Have you thought about how your identity is being used by the bank - or the gov't ? In VN, there is no identity protection laws (or at least enforceable or being enforced ). Your finger prints is part of your identity - just like your signature. so leaving your prints at the bank means the VN government now have access to part of your identity. They can track where you are (when leaving/entering the country) or what financial assets you have. It's a scam to get more information from the "people" so the communist (government - less you forget) has yet another tool to control/manage its citizens or persons of interest.. haven't we learned anything from that war?

The finger (0)

Anonymous Coward | about 2 years ago | (#40907485)

I can see a lot of people being forced to give someone "the finger" - which will result in a loss of appendage as well as funds from their bank account.

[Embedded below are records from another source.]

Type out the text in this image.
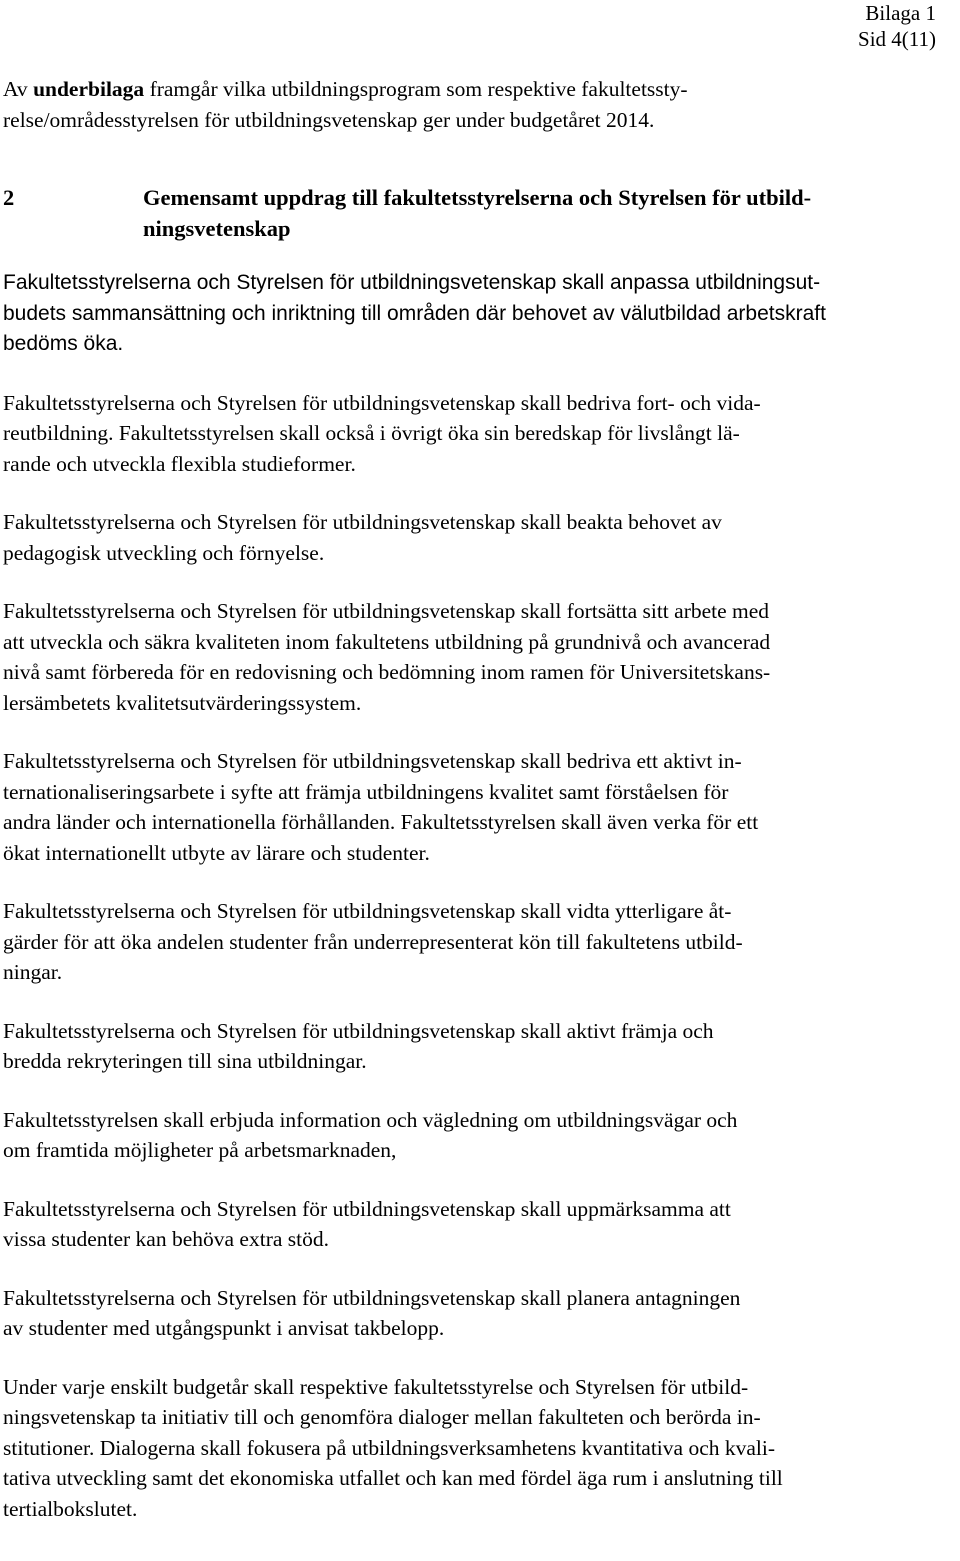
Bilaga 1
Sid 4(11)

Av underbilaga framgår vilka utbildningsprogram som respektive fakultetssty-
relse/områdesstyrelsen för utbildningsvetenskap ger under budgetåret 2014.

2	Gemensamt uppdrag till fakultetsstyrelserna och Styrelsen för utbild-
ningsvetenskap

Fakultetsstyrelserna och Styrelsen för utbildningsvetenskap skall anpassa utbildningsut-
budets sammansättning och inriktning till områden där behovet av välutbildad arbetskraft
bedöms öka.

Fakultetsstyrelserna och Styrelsen för utbildningsvetenskap skall bedriva fort- och vida-
reutbildning. Fakultetsstyrelsen skall också i övrigt öka sin beredskap för livslångt lä-
rande och utveckla flexibla studieformer.

Fakultetsstyrelserna och Styrelsen för utbildningsvetenskap skall beakta behovet av
pedagogisk utveckling och förnyelse.

Fakultetsstyrelserna och Styrelsen för utbildningsvetenskap skall fortsätta sitt arbete med
att utveckla och säkra kvaliteten inom fakultetens utbildning på grundnivå och avancerad
nivå samt förbereda för en redovisning och bedömning inom ramen för Universitetskans-
lersämbetets kvalitetsutvärderingssystem.

Fakultetsstyrelserna och Styrelsen för utbildningsvetenskap skall bedriva ett aktivt in-
ternationaliseringsarbete i syfte att främja utbildningens kvalitet samt förståelsen för
andra länder och internationella förhållanden. Fakultetsstyrelsen skall även verka för ett
ökat internationellt utbyte av lärare och studenter.

Fakultetsstyrelserna och Styrelsen för utbildningsvetenskap skall vidta ytterligare åt-
gärder för att öka andelen studenter från underrepresenterat kön till fakultetens utbild-
ningar.

Fakultetsstyrelserna och Styrelsen för utbildningsvetenskap skall aktivt främja och
bredda rekryteringen till sina utbildningar.

Fakultetsstyrelsen skall erbjuda information och vägledning om utbildningsvägar och
om framtida möjligheter på arbetsmarknaden,

Fakultetsstyrelserna och Styrelsen för utbildningsvetenskap skall uppmärksamma att
vissa studenter kan behöva extra stöd.

Fakultetsstyrelserna och Styrelsen för utbildningsvetenskap skall planera antagningen
av studenter med utgångspunkt i anvisat takbelopp.

Under varje enskilt budgetår skall respektive fakultetsstyrelse och Styrelsen för utbild-
ningsvetenskap ta initiativ till och genomföra dialoger mellan fakulteten och berörda in-
stitutioner. Dialogerna skall fokusera på utbildningsverksamhetens kvantitativa och kvali-
tativa utveckling samt det ekonomiska utfallet och kan med fördel äga rum i anslutning till
tertialbokslutet.
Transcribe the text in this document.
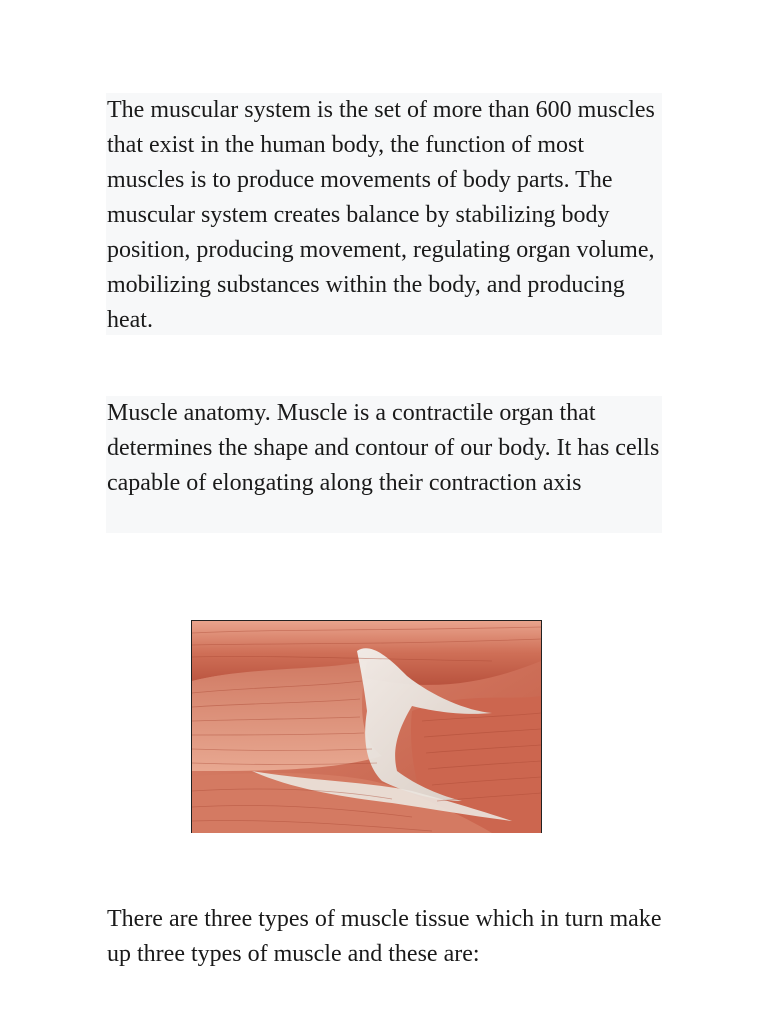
The muscular system is the set of more than 600 muscles that exist in the human body, the function of most muscles is to produce movements of body parts. The muscular system creates balance by stabilizing body position, producing movement, regulating organ volume, mobilizing substances within the body, and producing heat.

Muscle anatomy. Muscle is a contractile organ that determines the shape and contour of our body. It has cells capable of elongating along their contraction axis

There are three types of muscle tissue which in turn make up three types of muscle and these are:
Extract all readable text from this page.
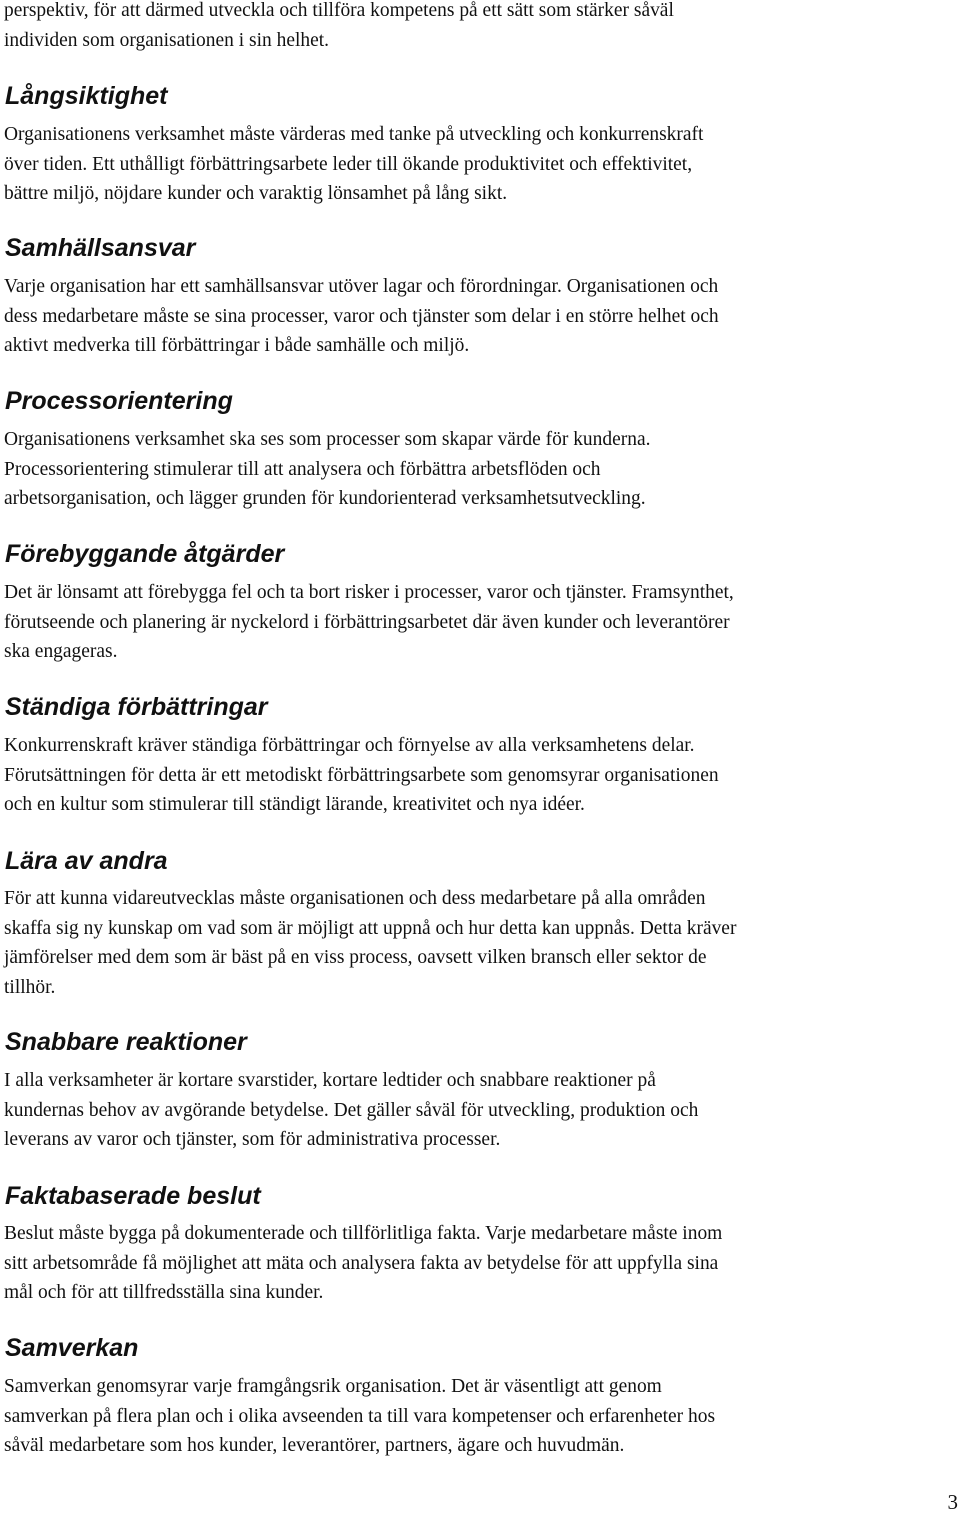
perspektiv, för att därmed utveckla och tillföra kompetens på ett sätt som stärker såväl
individen som organisationen i sin helhet.

Långsiktighet

Organisationens verksamhet måste värderas med tanke på utveckling och konkurrenskraft
över tiden. Ett uthålligt förbättringsarbete leder till ökande produktivitet och effektivitet,
bättre miljö, nöjdare kunder och varaktig lönsamhet på lång sikt.

Samhällsansvar

Varje organisation har ett samhällsansvar utöver lagar och förordningar. Organisationen och
dess medarbetare måste se sina processer, varor och tjänster som delar i en större helhet och
aktivt medverka till förbättringar i både samhälle och miljö.

Processorientering

Organisationens verksamhet ska ses som processer som skapar värde för kunderna.
Processorientering stimulerar till att analysera och förbättra arbetsflöden och
arbetsorganisation, och lägger grunden för kundorienterad verksamhetsutveckling.

Förebyggande åtgärder

Det är lönsamt att förebygga fel och ta bort risker i processer, varor och tjänster. Framsynthet,
förutseende och planering är nyckelord i förbättringsarbetet där även kunder och leverantörer
ska engageras.

Ständiga förbättringar

Konkurrenskraft kräver ständiga förbättringar och förnyelse av alla verksamhetens delar.
Förutsättningen för detta är ett metodiskt förbättringsarbete som genomsyrar organisationen
och en kultur som stimulerar till ständigt lärande, kreativitet och nya idéer.

Lära av andra

För att kunna vidareutvecklas måste organisationen och dess medarbetare på alla områden
skaffa sig ny kunskap om vad som är möjligt att uppnå och hur detta kan uppnås. Detta kräver
jämförelser med dem som är bäst på en viss process, oavsett vilken bransch eller sektor de
tillhör.

Snabbare reaktioner

I alla verksamheter är kortare svarstider, kortare ledtider och snabbare reaktioner på
kundernas behov av avgörande betydelse. Det gäller såväl för utveckling, produktion och
leverans av varor och tjänster, som för administrativa processer.

Faktabaserade beslut

Beslut måste bygga på dokumenterade och tillförlitliga fakta. Varje medarbetare måste inom
sitt arbetsområde få möjlighet att mäta och analysera fakta av betydelse för att uppfylla sina
mål och för att tillfredsställa sina kunder.

Samverkan

Samverkan genomsyrar varje framgångsrik organisation. Det är väsentligt att genom
samverkan på flera plan och i olika avseenden ta till vara kompetenser och erfarenheter hos
såväl medarbetare som hos kunder, leverantörer, partners, ägare och huvudmän.

3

Worked in retail banking backend's and... (1)

twebb72 (903169) | about 2 years ago | (#40911709)

Cool that they've added additional security; but doubling the balance of the 'average' account? Sounds completely unlikely.

I've had privilege to see large amounts of transaction data from where the law of large numbers reigns supreme. The 99%ers, keep a very low to no balance, generally breaking even each month. Its insanity to look at the actual trends.

So when a bank opens a product that magically doubles the deposits, clearly they're either marketing either to a different segment, or the additional security means it costs more to keep that account, therefor the natural response is to keep a higher balance, often to avoid paying fees.

While the security aspect is notable (FYI already in R&D at many banks with fingerprint scanners becoming ubiquitous); the whole 'double their deposit' notion sounds wholly unlikely.

Compliance with the law? (0)

Anonymous Coward | about 2 years ago | (#40912711)

AFAIK, taking a photo of a person's finger without consent and posting it on the internet is not illegal. This shit needs to go.

Why not toeprints (0)

Anonymous Coward | about 2 years ago | (#40915021)

As has been pointed out repeatedly, your debit card will likely have your fingerprints on it and they can be lifted easily. So, to raise security, I propose to use toeprints instead of fingerprints. They are as unique as fingerprints and not likely to be on the card. There are added health benefits from this, because you are regularly forced to do light calisthenics at the ATM, not to mention that waiting in the queue will be much more entertaining.